Hector debió de sentir menos cargo de conciencia al pensar así de O'Fallon, tomándola por una especie de ser superior que no sentía dolor alguno cuando le clavaban puñales en el cuerpo, que no sangraba cuando la herían.

Pero a falta de hechos comprobables, ¿por qué no acomodar la realidad con el deseo? Quería creer que le iban bien las cosas, que seguía valerosamente con su vida.
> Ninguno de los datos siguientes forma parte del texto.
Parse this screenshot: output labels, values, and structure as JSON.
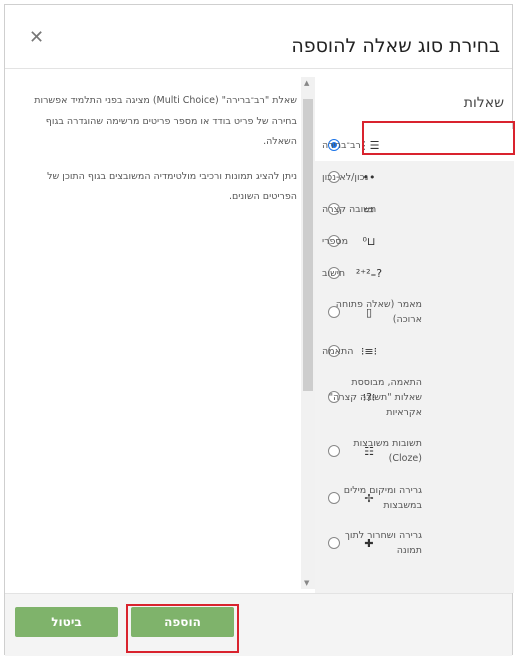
{
  "dialog": {
    "title": "בחירת סוג שאלה להוספה",
    "close_icon": "close-icon"
  },
  "list": {
    "title": "שאלות",
    "items": [
      {
        "label": "רב־ברירה",
        "icon": "multichoice-icon",
        "glyph": "⋮☰",
        "selected": true
      },
      {
        "label": "נכון/לא-נכון",
        "icon": "truefalse-icon",
        "glyph": "••",
        "selected": false
      },
      {
        "label": "תשובה קצרה",
        "icon": "shortanswer-icon",
        "glyph": "▭",
        "selected": false
      },
      {
        "label": "מספרי",
        "icon": "numerical-icon",
        "glyph": "⁰⊔",
        "selected": false
      },
      {
        "label": "חישוב",
        "icon": "calculated-icon",
        "glyph": "²⁺²₌?",
        "selected": false
      },
      {
        "label": "מאמר (שאלה פתוחה ארוכה)",
        "icon": "essay-icon",
        "glyph": "▯",
        "selected": false
      },
      {
        "label": "התאמה",
        "icon": "match-icon",
        "glyph": "⁝≡⁝",
        "selected": false
      },
      {
        "label": "התאמה, מבוססת שאלות \"תשובה קצרה\" אקראיות",
        "icon": "randomsamatch-icon",
        "glyph": "⁝?⁝",
        "selected": false
      },
      {
        "label": "תשובות משובצות (Cloze)",
        "icon": "cloze-icon",
        "glyph": "☷",
        "selected": false
      },
      {
        "label": "גרירה ומיקום מילים במשבצות",
        "icon": "ddwtos-icon",
        "glyph": "✢",
        "selected": false
      },
      {
        "label": "גרירה ושחרור לתוך תמונה",
        "icon": "ddimage-icon",
        "glyph": "✚",
        "selected": false
      }
    ]
  },
  "description": {
    "p1": "שאלת \"רב־ברירה\" (Multi Choice) מציגה בפני התלמיד אפשרות בחירה של פריט בודד או מספר פריטים מרשימה שהוגדרה בגוף השאלה.",
    "p2": "ניתן להציג תמונות ורכיבי מולטימדיה המשובצים בגוף התוכן של הפריטים השונים."
  },
  "footer": {
    "add_label": "הוספה",
    "cancel_label": "ביטול"
  },
  "colors": {
    "button": "#7fb36b",
    "highlight": "#d9232e",
    "radio_selected": "#1a73e8"
  }
}
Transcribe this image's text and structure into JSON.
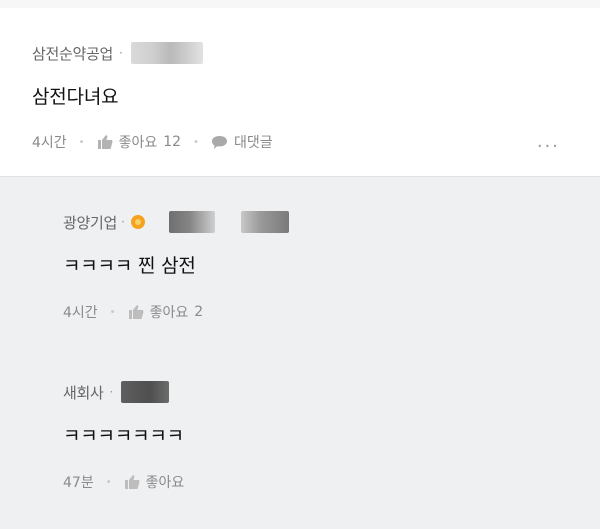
{
  "main_comment": {
    "author": "삼전순약공업",
    "text": "삼전다녀요",
    "time": "4시간",
    "like_label": "좋아요",
    "like_count": "12",
    "reply_label": "대댓글",
    "more_label": "···"
  },
  "replies": [
    {
      "author": "광양기업",
      "text": "ㅋㅋㅋㅋ 찐 삼전",
      "time": "4시간",
      "like_label": "좋아요",
      "like_count": "2"
    },
    {
      "author": "새회사",
      "text": "ㅋㅋㅋㅋㅋㅋㅋ",
      "time": "47분",
      "like_label": "좋아요",
      "like_count": ""
    }
  ],
  "colors": {
    "reply_background": "#eff0f2",
    "badge": "#f4a321"
  }
}
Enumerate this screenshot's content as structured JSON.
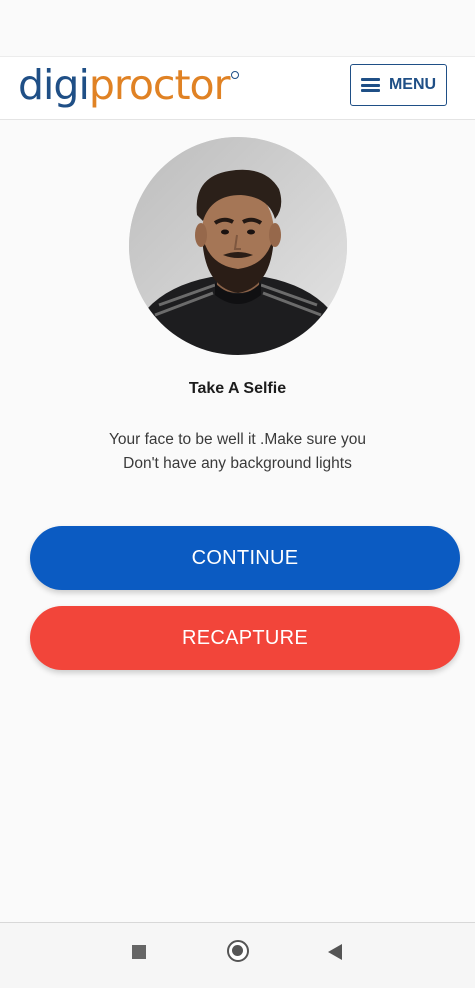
{
  "header": {
    "logo_part_1": "digi",
    "logo_part_2": "proctor",
    "menu_label": "MENU"
  },
  "selfie": {
    "title": "Take A Selfie",
    "instruction_line_1": "Your face to be well it .Make sure you",
    "instruction_line_2": "Don't have any background lights"
  },
  "actions": {
    "continue_label": "CONTINUE",
    "recapture_label": "RECAPTURE"
  },
  "icons": {
    "menu": "hamburger-menu-icon",
    "nav_recents": "square-recents-icon",
    "nav_home": "circle-home-icon",
    "nav_back": "triangle-back-icon"
  },
  "colors": {
    "brand_blue": "#1f4f86",
    "brand_orange": "#e08224",
    "continue_button": "#0b5bc2",
    "recapture_button": "#f2453a"
  }
}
Se dio cuenta de que sus artículos habían dejado de aparecer en
Photoplay
, pero eso probablemente quería decir que se había ido de la ciudad o tenía trabajo en otra parte, y de momento se negó a investigar posibilidades más sombrías.
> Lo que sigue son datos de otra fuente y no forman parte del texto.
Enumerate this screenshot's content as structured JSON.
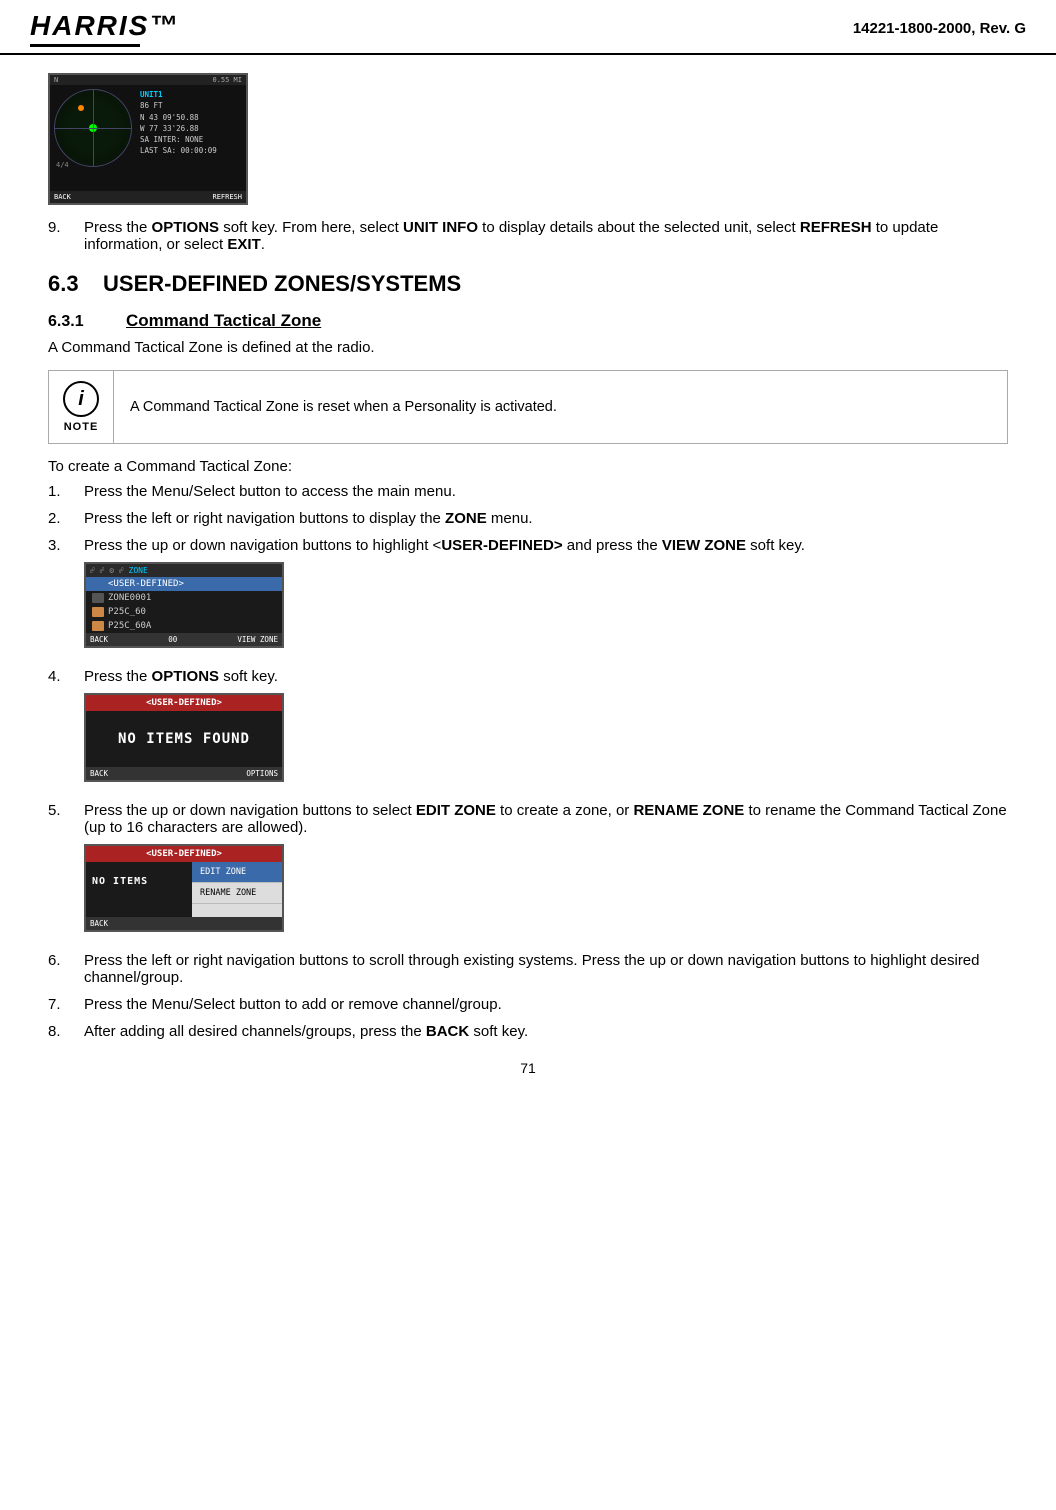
{
  "header": {
    "logo": "HARRIS",
    "doc_number": "14221-1800-2000, Rev. G"
  },
  "step9": {
    "text_start": "Press the ",
    "options_bold": "OPTIONS",
    "text_mid1": " soft key.",
    "text_mid2": " From here, select ",
    "unit_info_bold": "UNIT INFO",
    "text_mid3": " to display details about the selected unit, select ",
    "refresh_bold": "REFRESH",
    "text_mid4": " to update information, or select ",
    "exit_bold": "EXIT",
    "text_end": "."
  },
  "section63": {
    "number": "6.3",
    "title": "USER-DEFINED ZONES/SYSTEMS"
  },
  "section631": {
    "number": "6.3.1",
    "title": "Command Tactical Zone",
    "intro": "A Command Tactical Zone is defined at the radio."
  },
  "note": {
    "label": "NOTE",
    "icon_char": "i",
    "text": "A Command Tactical Zone is reset when a Personality is activated."
  },
  "create_intro": "To create a Command Tactical Zone:",
  "steps": [
    {
      "num": "1.",
      "text": "Press the Menu/Select button to access the main menu."
    },
    {
      "num": "2.",
      "text_start": "Press the left or right navigation buttons to display the ",
      "bold": "ZONE",
      "text_end": " menu."
    },
    {
      "num": "3.",
      "text_start": "Press the up or down navigation buttons to highlight <",
      "bold1": "USER-DEFINED>",
      "text_mid": " and press the ",
      "bold2": "VIEW ZONE",
      "text_end": " soft key."
    },
    {
      "num": "4.",
      "text_start": "Press the ",
      "bold": "OPTIONS",
      "text_end": " soft key."
    },
    {
      "num": "5.",
      "text_start": "Press the up or down navigation buttons to select ",
      "bold1": "EDIT ZONE",
      "text_mid1": " to create a zone, or ",
      "bold2": "RENAME ZONE",
      "text_mid2": " to rename the Command Tactical Zone (up to 16 characters are allowed)."
    },
    {
      "num": "6.",
      "text": "Press the left or right navigation buttons to scroll through existing systems. Press the up or down navigation buttons to highlight desired channel/group."
    },
    {
      "num": "7.",
      "text": "Press the Menu/Select button to add or remove channel/group."
    },
    {
      "num": "8.",
      "text_start": "After adding all desired channels/groups, press the ",
      "bold": "BACK",
      "text_end": " soft key."
    }
  ],
  "screen1": {
    "top_bar": "0.55 MI",
    "unit": "UNIT1",
    "alt": "86 FT",
    "coords": [
      "N 43 09'50.88",
      "W 77 33'26.88"
    ],
    "sa_inter": "SA INTER: NONE",
    "last_sa": "LAST SA: 00:00:09",
    "corner": "N",
    "soft_back": "BACK",
    "soft_refresh": "REFRESH"
  },
  "screen2": {
    "header": "ZONE",
    "rows": [
      {
        "icon": "user-defined",
        "label": "<USER-DEFINED>",
        "selected": true
      },
      {
        "icon": "zone",
        "label": "ZONE0001",
        "selected": false
      },
      {
        "icon": "p25",
        "label": "P25C_60",
        "selected": false
      },
      {
        "icon": "p25",
        "label": "P25C_60A",
        "selected": false
      }
    ],
    "soft_back": "BACK",
    "soft_00": "00",
    "soft_view": "VIEW ZONE"
  },
  "screen3": {
    "header": "<USER-DEFINED>",
    "body": "NO ITEMS FOUND",
    "soft_back": "BACK",
    "soft_options": "OPTIONS"
  },
  "screen4": {
    "header": "<USER-DEFINED>",
    "left_text": "NO ITEMS",
    "menu_items": [
      "EDIT ZONE",
      "RENAME ZONE"
    ],
    "soft_back": "BACK"
  },
  "page_number": "71"
}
No fue hasta que ella emergió de nuevo a la superficie (echándole una carta por debajo de la puerta en Nochevieja) cuando comprendió lo horriblemente que se había equivocado. En octubre, dos semanas después de que la abandonara, se había cortado las venas en la bañera. Si no hubiera sido porque el agua se filtró al apartamento de abajo, su casera no habría abierto la puerta, y no habrían encontrado a Brigid hasta que hubiera sido demasiado tarde. La llevaron en ambulancia al hospital. Se recuperó al cabo de dos días, pero mentalmente estaba deshecha, le escribía, lloraba a cada momento y manifestaba un comportamiento tan incoherente, que los médicos decidieron mantenerla en observación. Lo que condujo a una estancia de dos meses en un pabellón psiquiátrico. Estaba dispuesta a pasar allí el resto de su existencia, pero sólo porque ahora su único propósito en la vida era encontrar la forma de suicidarse, y daba igual el sitio donde la pusieran. Entonces, justo cuando se disponía a hacer un nuevo intento, ocurrió un milagro. O mejor dicho, descubrió que ya había ocurrido un milagro y que hacía dos meses que vivía bajo su influjo. Cuando los médicos le confirmaron que se trataba de un hecho real y no de un producto de su imaginación, ya no deseó morir. Había perdido la fe años atrás, continuaba. No se confesaba desde el instituto, pero cuando la enfermera llegó aquella mañana para darle los resultados del análisis, sintió como si Dios hubiese puesto su boca sobre la suya y le hubiera insuflado de nuevo la vida. Estaba embarazada. Había ocurrido en el otoño, la última noche que pasaron juntos, y ahora llevaba el hijo de Hector en las entrañas.